December 29, 2003

Sweet python of Zion!

Posted by pete at December 29, 2003 11:05 AM

Fine, it doesn't rhyme (nor is it geographically accurate). Still, that's some snake:

JAKARTA, Indonesia -- Indonesian villagers claim to have captured a python that is almost 49.21 feet long and weighs nearly 992.07 pounds, an official said Monday.

If confirmed, it would be the largest snake ever kept in captivity.

A fifty foot reticulated python is more serpentine than even Axl Rose could brag about. However, it still isn't the "perfect killing machine." That, as Paul Sarone told us, is the anaconda.

Growing up out west, we did a lot of camping. And we dutifully shook out our boots in the morning and our sleeping bags at night to make sure no desert beasties had decided to take up residence. I have a difficult time conceptualizing growing up in a place where you could sleep an entire family inside a snake.

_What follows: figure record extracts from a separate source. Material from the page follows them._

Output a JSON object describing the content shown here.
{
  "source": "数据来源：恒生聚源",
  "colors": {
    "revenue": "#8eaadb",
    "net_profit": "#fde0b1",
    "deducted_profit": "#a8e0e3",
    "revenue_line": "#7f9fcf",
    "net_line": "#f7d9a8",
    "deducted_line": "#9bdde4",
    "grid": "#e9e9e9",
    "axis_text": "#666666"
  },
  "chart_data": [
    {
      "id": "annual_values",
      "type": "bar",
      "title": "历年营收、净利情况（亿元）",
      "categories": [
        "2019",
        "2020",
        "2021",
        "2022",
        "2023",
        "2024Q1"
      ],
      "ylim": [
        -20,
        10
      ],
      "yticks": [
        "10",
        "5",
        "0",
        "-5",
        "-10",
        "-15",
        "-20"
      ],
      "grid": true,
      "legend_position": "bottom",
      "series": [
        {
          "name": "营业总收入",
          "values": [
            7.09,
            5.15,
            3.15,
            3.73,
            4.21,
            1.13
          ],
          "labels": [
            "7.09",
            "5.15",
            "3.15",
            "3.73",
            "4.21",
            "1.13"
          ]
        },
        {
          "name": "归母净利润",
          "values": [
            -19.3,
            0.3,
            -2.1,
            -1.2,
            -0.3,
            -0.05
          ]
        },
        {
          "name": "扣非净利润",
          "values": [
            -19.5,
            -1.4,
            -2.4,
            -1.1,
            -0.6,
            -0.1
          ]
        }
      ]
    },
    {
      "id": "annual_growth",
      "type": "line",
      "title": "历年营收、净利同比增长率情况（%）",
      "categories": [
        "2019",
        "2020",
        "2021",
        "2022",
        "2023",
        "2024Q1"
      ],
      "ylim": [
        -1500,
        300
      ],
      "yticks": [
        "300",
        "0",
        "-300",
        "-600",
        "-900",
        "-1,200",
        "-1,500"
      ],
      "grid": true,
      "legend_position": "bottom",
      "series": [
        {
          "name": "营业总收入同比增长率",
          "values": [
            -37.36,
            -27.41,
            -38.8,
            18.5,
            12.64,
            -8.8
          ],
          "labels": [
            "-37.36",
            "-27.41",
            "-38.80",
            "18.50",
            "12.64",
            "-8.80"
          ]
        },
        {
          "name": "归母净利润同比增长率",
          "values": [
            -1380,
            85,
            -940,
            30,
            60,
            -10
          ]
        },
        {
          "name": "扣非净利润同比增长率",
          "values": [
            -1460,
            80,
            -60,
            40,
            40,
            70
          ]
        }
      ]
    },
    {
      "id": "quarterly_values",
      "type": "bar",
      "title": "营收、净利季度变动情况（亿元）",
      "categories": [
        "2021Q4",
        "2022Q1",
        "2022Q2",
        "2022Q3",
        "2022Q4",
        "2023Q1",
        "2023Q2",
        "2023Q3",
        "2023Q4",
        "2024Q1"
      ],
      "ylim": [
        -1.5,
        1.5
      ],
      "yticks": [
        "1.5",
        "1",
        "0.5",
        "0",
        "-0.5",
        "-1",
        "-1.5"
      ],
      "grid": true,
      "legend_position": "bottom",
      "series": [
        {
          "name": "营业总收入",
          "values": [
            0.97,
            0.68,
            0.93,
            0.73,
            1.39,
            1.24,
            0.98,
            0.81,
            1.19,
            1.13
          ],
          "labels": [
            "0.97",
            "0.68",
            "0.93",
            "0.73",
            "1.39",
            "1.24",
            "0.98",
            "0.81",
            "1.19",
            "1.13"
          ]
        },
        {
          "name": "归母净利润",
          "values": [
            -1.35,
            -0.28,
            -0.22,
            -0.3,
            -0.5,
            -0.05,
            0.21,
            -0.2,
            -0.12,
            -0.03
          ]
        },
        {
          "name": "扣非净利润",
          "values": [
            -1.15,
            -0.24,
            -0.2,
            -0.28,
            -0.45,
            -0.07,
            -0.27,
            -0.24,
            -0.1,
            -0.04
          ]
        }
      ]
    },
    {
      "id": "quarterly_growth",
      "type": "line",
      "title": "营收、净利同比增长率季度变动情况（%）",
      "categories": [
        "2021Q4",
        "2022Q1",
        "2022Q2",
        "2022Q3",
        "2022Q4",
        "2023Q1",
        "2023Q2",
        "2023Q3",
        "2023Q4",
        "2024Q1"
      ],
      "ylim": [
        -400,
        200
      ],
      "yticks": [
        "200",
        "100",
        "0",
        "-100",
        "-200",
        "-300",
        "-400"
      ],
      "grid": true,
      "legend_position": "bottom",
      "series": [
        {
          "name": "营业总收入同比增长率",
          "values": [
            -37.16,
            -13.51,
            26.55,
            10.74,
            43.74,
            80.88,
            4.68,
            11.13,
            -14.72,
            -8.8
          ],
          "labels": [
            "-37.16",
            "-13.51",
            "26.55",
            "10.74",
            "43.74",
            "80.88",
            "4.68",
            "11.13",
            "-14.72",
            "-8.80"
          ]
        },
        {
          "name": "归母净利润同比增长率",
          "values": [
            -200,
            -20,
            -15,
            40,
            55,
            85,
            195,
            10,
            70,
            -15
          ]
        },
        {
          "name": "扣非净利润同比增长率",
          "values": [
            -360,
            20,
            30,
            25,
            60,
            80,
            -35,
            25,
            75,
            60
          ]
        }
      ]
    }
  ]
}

Boy, it's a good thing those villagers made sure to mention that it was *almost* 49.21 feet long, and *nearly* 992.07 pounds. These savages are always rounding up 49.207, and I wouldn't put it past their primitive rustic gall to try to sell us a 992.063 as a .07! I guess they know we're watching them and their significant digit hijinks, the accursed dusky mudmen. One slip is all that will be required for our glorious empire to burn their squalid hamlets, reeducate their children and convert them to the Metric System, by Jove!

--Posted by HWRNMNBSOL on December 29, 2003 10:56 AM

Still, it is fun to picture a 50 foot python on a scale that is accurate to the 1/100th of a pound.
ANd even if it is only, say, 40 feet long, it is still one big fucking python. That's longer than most motorhomes.

--Posted by peenman on December 29, 2003 11:29 AM

I thought that "Anaconda" was the perfect career-killing machine.

And they're coming out with a sequel! Sweet Mother of God!

http://us.imdb.com/title/tt0366174/

2004 is shaping up badly.

--Posted by norbizness on December 29, 2003 11:35 AM

I knew 2004 was shaping up badly, movie-wise, when I saw the preview for "The Mask 2" which features a CGI animated baby dancing around and mugging like Jim Carrey. A sequel to "Anaconda" will seem like "The Seventh Seal" in comparison.

--Posted by Pete on December 29, 2003 11:40 AM

Never mind that, reality is giving us another Amazonian monster sequel:

http://news.bbc.co.uk/2/hi/science/nature/3346301.stm

Love that picture!

--Posted by HWRNMNBSOL on December 29, 2003 12:33 PM

"They are capable of eating animals as large as sheep..."

If they can eat a Sumatran tiger, a black bear, or a medium-sized shark, why can't they actually eat a sheep?

--Posted by kodi on December 29, 2003 4:14 PM

Lanolin allergies?

I'm sure the National Institute of Standards and Measures has created the Animal Size Rubric (ASR) for rating a creature's swallowing-whole capacity. Predators are assigned an ASR value between 0 and 10 to convey the official animal size that the beast can engulf, with 0 meaning 'incapable of physical transport larger than osmosis', and 10 meaning 'able to pass an object 3m in diameter into its primary digestion receptacle'. A rating of 8 might mean 'capable of eating animals as large as a sheep', and even though ASR 8 might be applied to our snake, this does not comment on the actual feeding habits of the subject.

If you're interested in learning more on this subject, write to:

Teach Me How to Make Stuff Up
c/o Department of Agriculture
PO Box 919
Denver, CO 99404

--Posted by HWRNMNBSOL on December 29, 2003 4:35 PM

"If they can eat a Sumatran tiger, a black bear, or a medium-sized shark, why can't they actually eat a sheep?"

Wool allergies.

--Posted by Denny on December 29, 2003 4:37 PM

Yeah, that "Mask 2" preview is extremely annoying. I halfway expected to see Steve Gutenberg and Tom Selleck in that preview as well. Sheesh, I'm going to avoid that one like a nearly 49.21 foot-long python!